The Quantum Mechanic
A Superhero Story of Ethic Contortions
"For every action, there is an equal and opposite reaction."
- Newton's third law of motion
Douglas has been wondering about the next question. He wonders about it because it didn't make sense for weeks, and now it does. Time dilates, and Gleck closes his mouth in extremely slow motion as Douglas ponders the possibilities with his full concentration.
Logs. He can check the logs for the question repository. Where was it? Day three: it was asked on day three, and it made no damn sense. Douglas remembers reading it, partially, as he continued to answer Earth's questions, and fulfill their hopes and dreams. He was amused then. It's not funny any longer. OK, where did it come from?
Puzzling. No, not merely puzzling. Downright worrisome. The question came from nowhere. It was simply logged into the question database, apparently for no goddamned reason at all, by no user, from no location, with no way to tell how it arrived. Everything leaves a trail. There has to be another clue.
It's staring me in the face, he thinks. The answer is right the Hell in front of me, and I can't accept it. I'm the only one who could do this. Me. OK. This is scary. Now let's bite the bullet and see where it goes.
OK, Doug reasons, I'm the only one who could put this question here. I'm the only one who could cause it to make sense right now. How would I go about doing this behind my own back? Perhaps an errant partition duplicated itself and broke off? Perhaps I made myself forget that I made a problem for myself to solve? Perhaps a fuckin' million things. This is pointless. Move on.
"Why did - wait a minute." Gleck reads the question. Confusion lights his brain. "This doesn't make any damn sense." Douglas decides to feign ignorance.
"The question. You put it here, right? It only says, 'Why did Proxima Centauri just now disappear?' That's all."
"What? Why? Is it strange because Proxima Centauri is still there? Or strange because it's gone?"
"It's strange that it was there when the question was asked three days ago, and now it's gone when the question is asked on live TV. The timing is too good."
"What?! How do you make a star disappear?"

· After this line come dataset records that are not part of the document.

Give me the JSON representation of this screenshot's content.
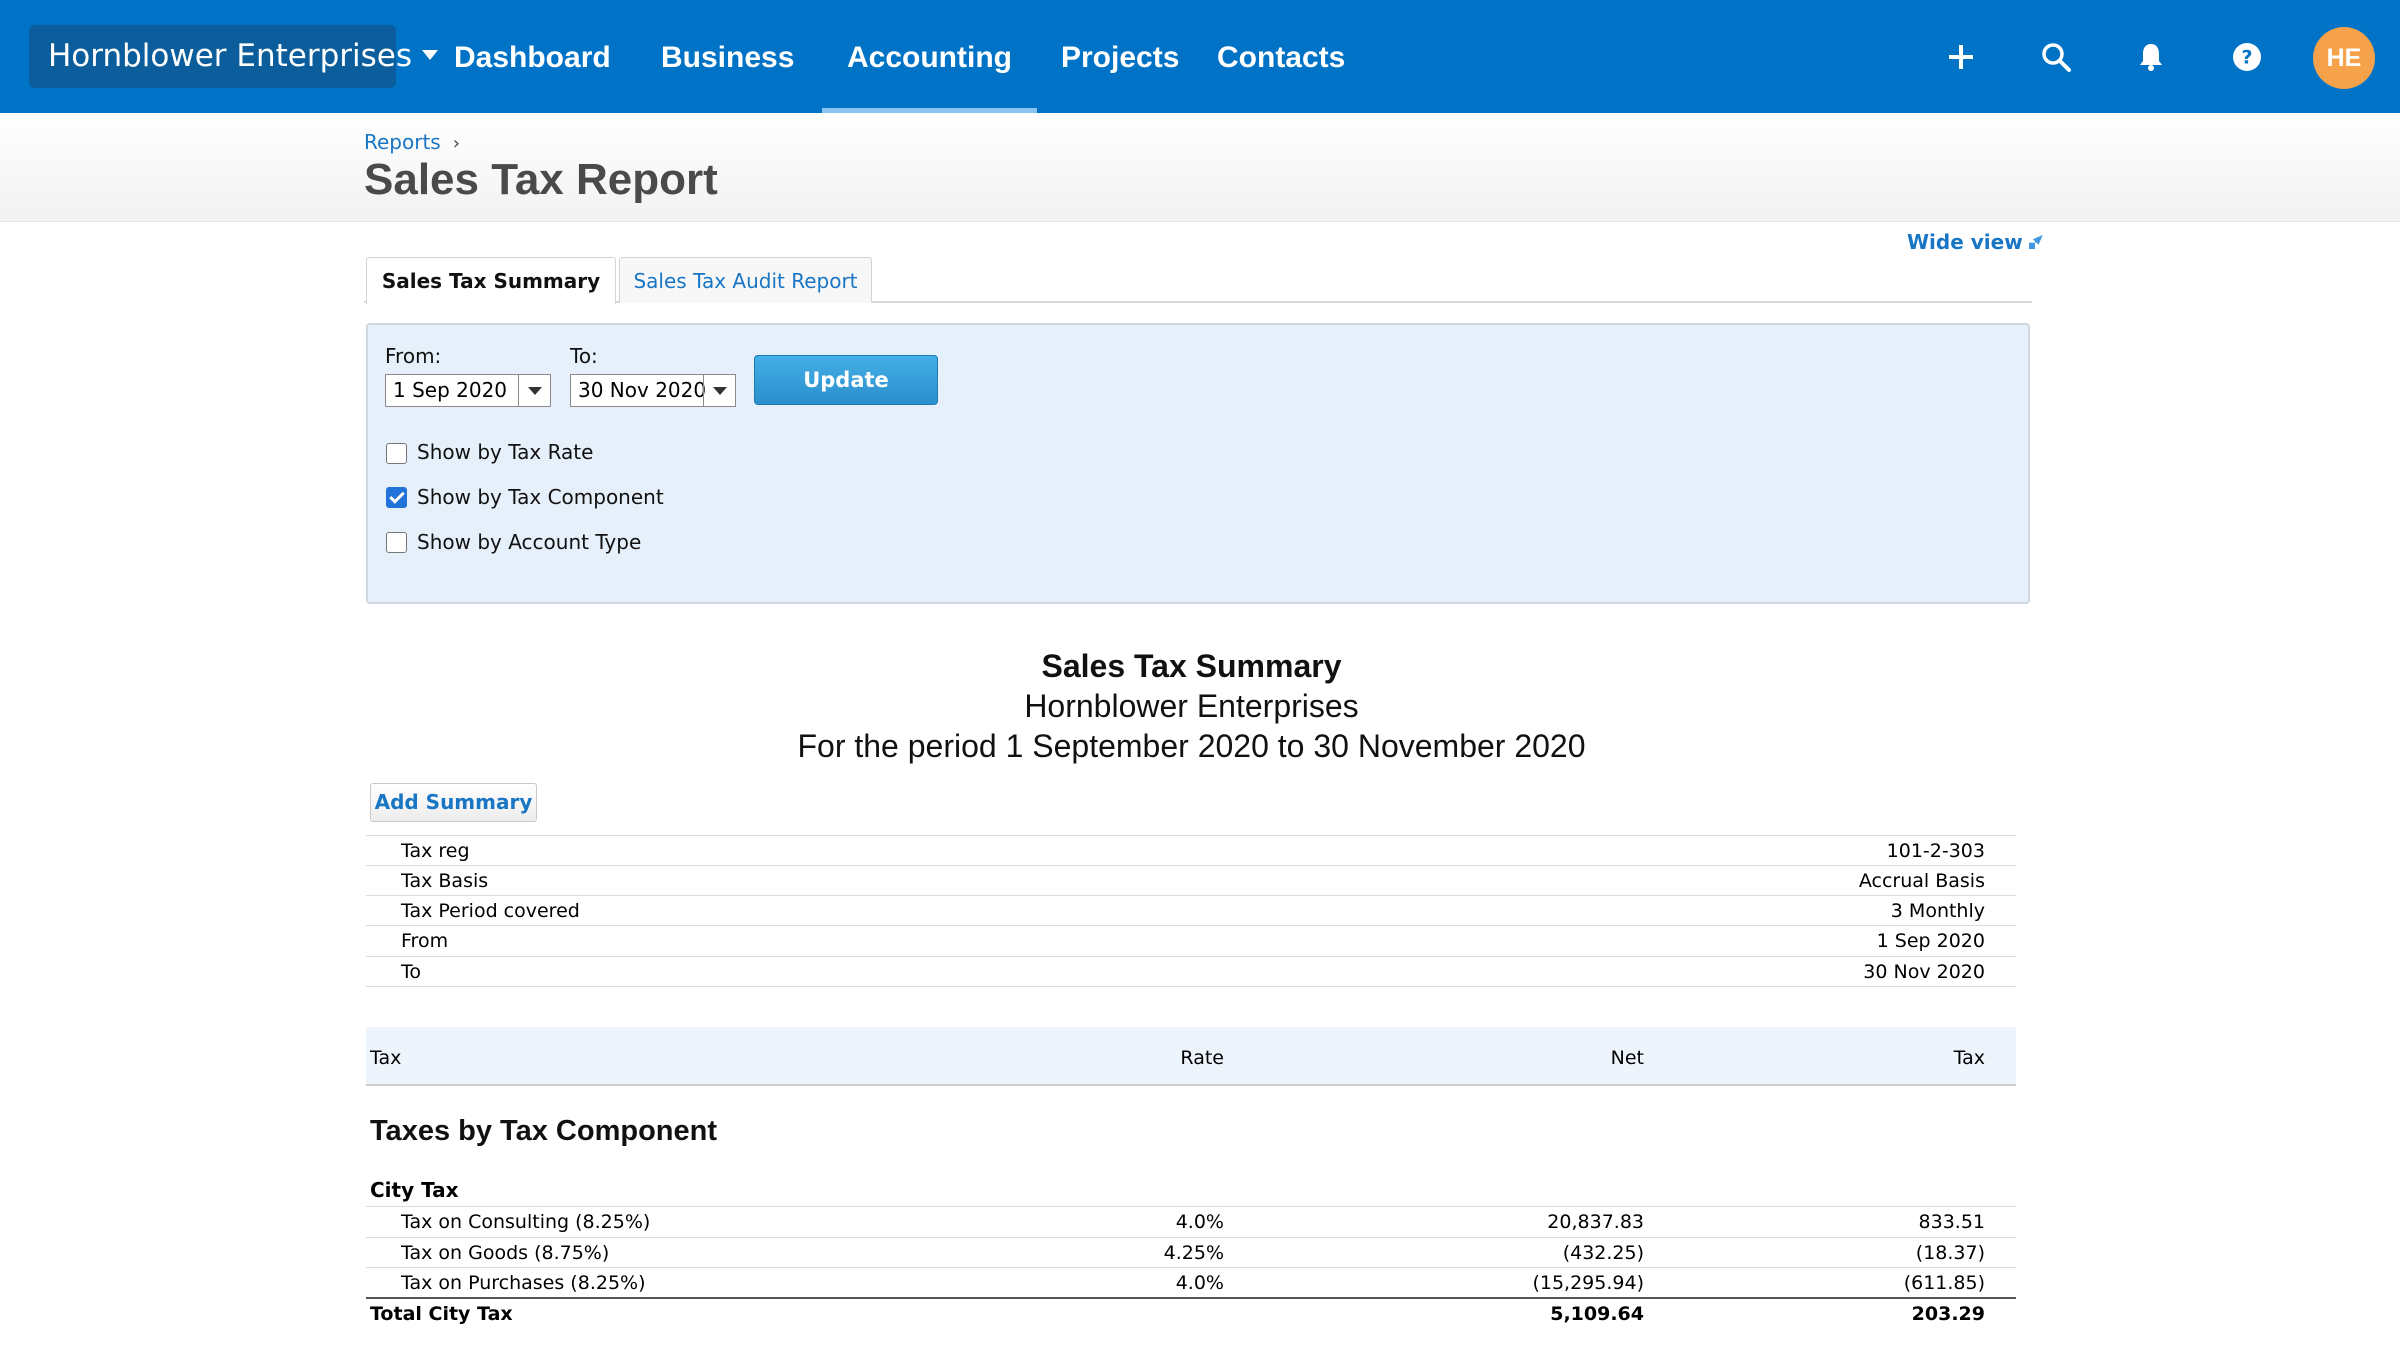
{
  "nav": {
    "org": "Hornblower Enterprises",
    "items": [
      "Dashboard",
      "Business",
      "Accounting",
      "Projects",
      "Contacts"
    ],
    "avatar_initials": "HE",
    "icons": [
      "plus-icon",
      "search-icon",
      "bell-icon",
      "help-icon"
    ]
  },
  "header": {
    "breadcrumb": "Reports",
    "title": "Sales Tax Report",
    "wide_view": "Wide view"
  },
  "tabs": [
    "Sales Tax Summary",
    "Sales Tax Audit Report"
  ],
  "filter": {
    "from_label": "From:",
    "from_value": "1 Sep 2020",
    "to_label": "To:",
    "to_value": "30 Nov 2020",
    "update_label": "Update",
    "options": [
      {
        "label": "Show by Tax Rate",
        "checked": false
      },
      {
        "label": "Show by Tax Component",
        "checked": true
      },
      {
        "label": "Show by Account Type",
        "checked": false
      }
    ]
  },
  "report": {
    "title": "Sales Tax Summary",
    "company": "Hornblower Enterprises",
    "period": "For the period 1 September 2020 to 30 November 2020",
    "add_summary": "Add Summary",
    "info": [
      {
        "k": "Tax reg",
        "v": "101-2-303"
      },
      {
        "k": "Tax Basis",
        "v": "Accrual Basis"
      },
      {
        "k": "Tax Period covered",
        "v": "3 Monthly"
      },
      {
        "k": "From",
        "v": "1 Sep 2020"
      },
      {
        "k": "To",
        "v": "30 Nov 2020"
      }
    ],
    "columns": [
      "Tax",
      "Rate",
      "Net",
      "Tax"
    ],
    "section": "Taxes by Tax Component",
    "group": "City Tax",
    "rows": [
      [
        "Tax on Consulting (8.25%)",
        "4.0%",
        "20,837.83",
        "833.51"
      ],
      [
        "Tax on Goods (8.75%)",
        "4.25%",
        "(432.25)",
        "(18.37)"
      ],
      [
        "Tax on Purchases (8.25%)",
        "4.0%",
        "(15,295.94)",
        "(611.85)"
      ]
    ],
    "total": [
      "Total City Tax",
      "",
      "5,109.64",
      "203.29"
    ]
  },
  "colors": {
    "nav_bg": "#0073c6",
    "org_bg": "#0b5d9b",
    "avatar_bg": "#f6a24b",
    "link": "#1976c5",
    "panel_bg": "#e6f0fa"
  }
}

"Put something in the way, I guess."
Nothing is in the way. No black hole that Douglas can perceive. He reaches out to where he knows the star to be. No explosion. No collapse. Just nothing.
That's it! That's the clue! Erasure: the question was asked and its tracks were erased. Douglas would have seen the logs erased, but that memory is erased as well. Now a star has been erased, along with all the light that by rights should still take some four-odd years to arrive. Just plain erased. OK, that's that. What's next?
"What's in the way?"
"Nothing. It could also be erased, I suppose. Though I'm not sure how."

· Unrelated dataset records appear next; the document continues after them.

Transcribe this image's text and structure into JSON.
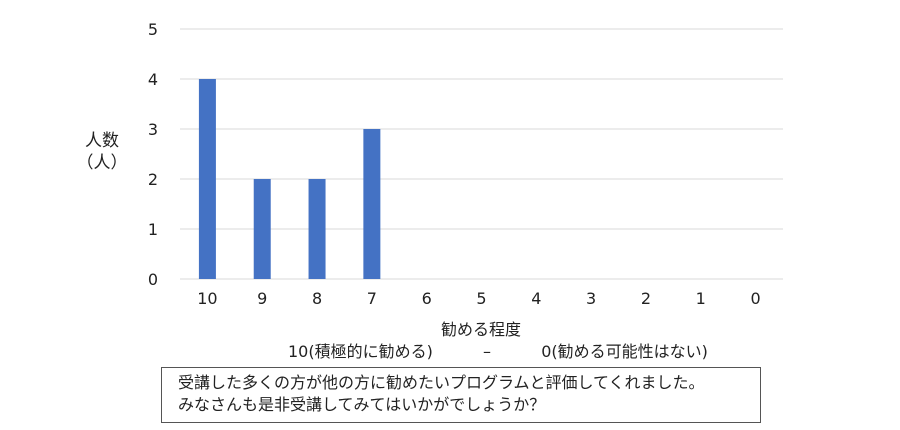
{
  "chart_data": {
    "type": "bar",
    "categories": [
      "10",
      "9",
      "8",
      "7",
      "6",
      "5",
      "4",
      "3",
      "2",
      "1",
      "0"
    ],
    "values": [
      4,
      2,
      2,
      3,
      0,
      0,
      0,
      0,
      0,
      0,
      0
    ],
    "ylim": [
      0,
      5
    ],
    "yticks": [
      "0",
      "1",
      "2",
      "3",
      "4",
      "5"
    ],
    "ylabel": "人数",
    "ylabel_unit": "（人）",
    "xlabel": "勧める程度",
    "xlabel_sub_left": "10(積極的に勧める)",
    "xlabel_sub_dash": "–",
    "xlabel_sub_right": "0(勧める可能性はない)",
    "grid": true,
    "bar_color": "#4472C4"
  },
  "note": {
    "line1": "受講した多くの方が他の方に勧めたいプログラムと評価してくれました。",
    "line2": "みなさんも是非受講してみてはいかがでしょうか？"
  }
}
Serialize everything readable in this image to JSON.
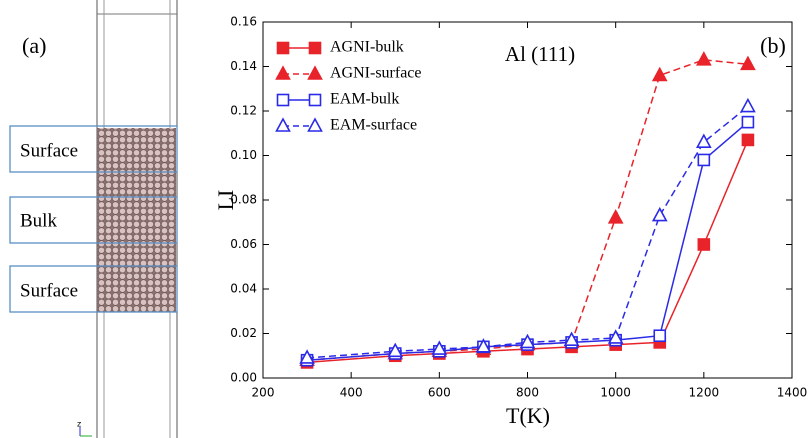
{
  "panel_a": {
    "label": "(a)",
    "regions": [
      "Surface",
      "Bulk",
      "Surface"
    ],
    "axis_label": "z"
  },
  "chart_data": {
    "type": "line",
    "panel_label": "(b)",
    "annotation": "Al (111)",
    "x_label": "T(K)",
    "y_label": "LI",
    "x": [
      300,
      500,
      600,
      700,
      800,
      900,
      1000,
      1100,
      1200,
      1300
    ],
    "xlim": [
      200,
      1400
    ],
    "xticks": [
      200,
      400,
      600,
      800,
      1000,
      1200,
      1400
    ],
    "ylim": [
      0,
      0.16
    ],
    "yticks": [
      {
        "value": 0,
        "label": "0.00"
      },
      0.02,
      0.04,
      0.06,
      0.08,
      {
        "value": 0.1,
        "label": "0.10"
      },
      0.12,
      0.14,
      0.16
    ],
    "legend": "upper left",
    "series": [
      {
        "name": "AGNI-bulk",
        "color": "#e8232a",
        "marker": "square",
        "filled": true,
        "dashed": false,
        "values": [
          0.007,
          0.01,
          0.011,
          0.012,
          0.013,
          0.014,
          0.015,
          0.016,
          0.06,
          0.107
        ]
      },
      {
        "name": "AGNI-surface",
        "color": "#e8232a",
        "marker": "triangle",
        "filled": true,
        "dashed": true,
        "values": [
          0.008,
          0.011,
          0.012,
          0.013,
          0.015,
          0.016,
          0.072,
          0.136,
          0.143,
          0.141
        ]
      },
      {
        "name": "EAM-bulk",
        "color": "#2a2ae8",
        "marker": "square",
        "filled": false,
        "dashed": false,
        "values": [
          0.008,
          0.011,
          0.012,
          0.014,
          0.015,
          0.016,
          0.017,
          0.019,
          0.098,
          0.115
        ]
      },
      {
        "name": "EAM-surface",
        "color": "#2a2ae8",
        "marker": "triangle",
        "filled": false,
        "dashed": true,
        "values": [
          0.009,
          0.012,
          0.013,
          0.014,
          0.016,
          0.017,
          0.018,
          0.073,
          0.106,
          0.122
        ]
      }
    ]
  }
}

"You're saying that a star disappeared, and you don't know why?" Color drains from Ben's face.
Think, dammit! Think! Where are there other clues? Maybe only the light bound for Earth has been erased, perhaps the rest of it is left behind. Searching a sphere four light years in diameter is taxing, even for Douglas. He sets partitions of his mind to the task - then immediately recalls them. If this is how self-sabotage is done, then he needs to be especially careful not to let himself lose track of himself.

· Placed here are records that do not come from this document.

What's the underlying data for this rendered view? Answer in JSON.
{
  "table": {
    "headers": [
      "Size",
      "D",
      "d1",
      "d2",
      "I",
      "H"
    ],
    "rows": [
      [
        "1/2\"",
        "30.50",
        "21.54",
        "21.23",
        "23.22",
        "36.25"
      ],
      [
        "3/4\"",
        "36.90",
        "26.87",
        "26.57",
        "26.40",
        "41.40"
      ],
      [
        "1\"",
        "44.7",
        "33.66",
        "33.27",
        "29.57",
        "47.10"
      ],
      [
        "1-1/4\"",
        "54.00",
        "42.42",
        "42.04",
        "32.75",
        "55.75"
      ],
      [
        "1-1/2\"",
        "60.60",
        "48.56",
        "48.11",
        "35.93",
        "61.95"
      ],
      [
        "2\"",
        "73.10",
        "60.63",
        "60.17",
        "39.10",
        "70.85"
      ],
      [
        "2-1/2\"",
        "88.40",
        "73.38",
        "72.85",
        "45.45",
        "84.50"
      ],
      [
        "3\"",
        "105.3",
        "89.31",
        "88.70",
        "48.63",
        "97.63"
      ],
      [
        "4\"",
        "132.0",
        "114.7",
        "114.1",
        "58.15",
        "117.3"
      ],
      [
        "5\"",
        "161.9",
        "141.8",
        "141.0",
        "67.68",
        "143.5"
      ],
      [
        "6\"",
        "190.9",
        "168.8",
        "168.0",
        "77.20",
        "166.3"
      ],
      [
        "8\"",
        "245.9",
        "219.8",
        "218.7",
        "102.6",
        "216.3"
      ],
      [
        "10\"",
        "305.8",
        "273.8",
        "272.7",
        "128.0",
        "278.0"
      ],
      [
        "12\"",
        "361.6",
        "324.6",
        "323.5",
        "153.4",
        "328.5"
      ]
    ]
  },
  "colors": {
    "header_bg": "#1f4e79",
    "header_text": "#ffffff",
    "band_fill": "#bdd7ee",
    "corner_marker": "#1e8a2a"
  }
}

But how can you look for what you're hiding from yourself?
"Yes. I'm afraid so. I can't do anything about it, though. Next question?" Gleck stares for a moment, then shakes it off and moves on. Douglas resolves to keep an eye out, but get on with his life. Maybe it's nothing. Maybe it's coincidence. Maybe it's -
Maybe it's a distraction.
Maybe it's a million fuckin' things. It's nothing, right now - a big, obvious, weeks-in-the-making nothing. Douglas resolves himself to keep his eyes peeled and his guard up. There's no telling what's going on here, but he needs to be prepared for anything.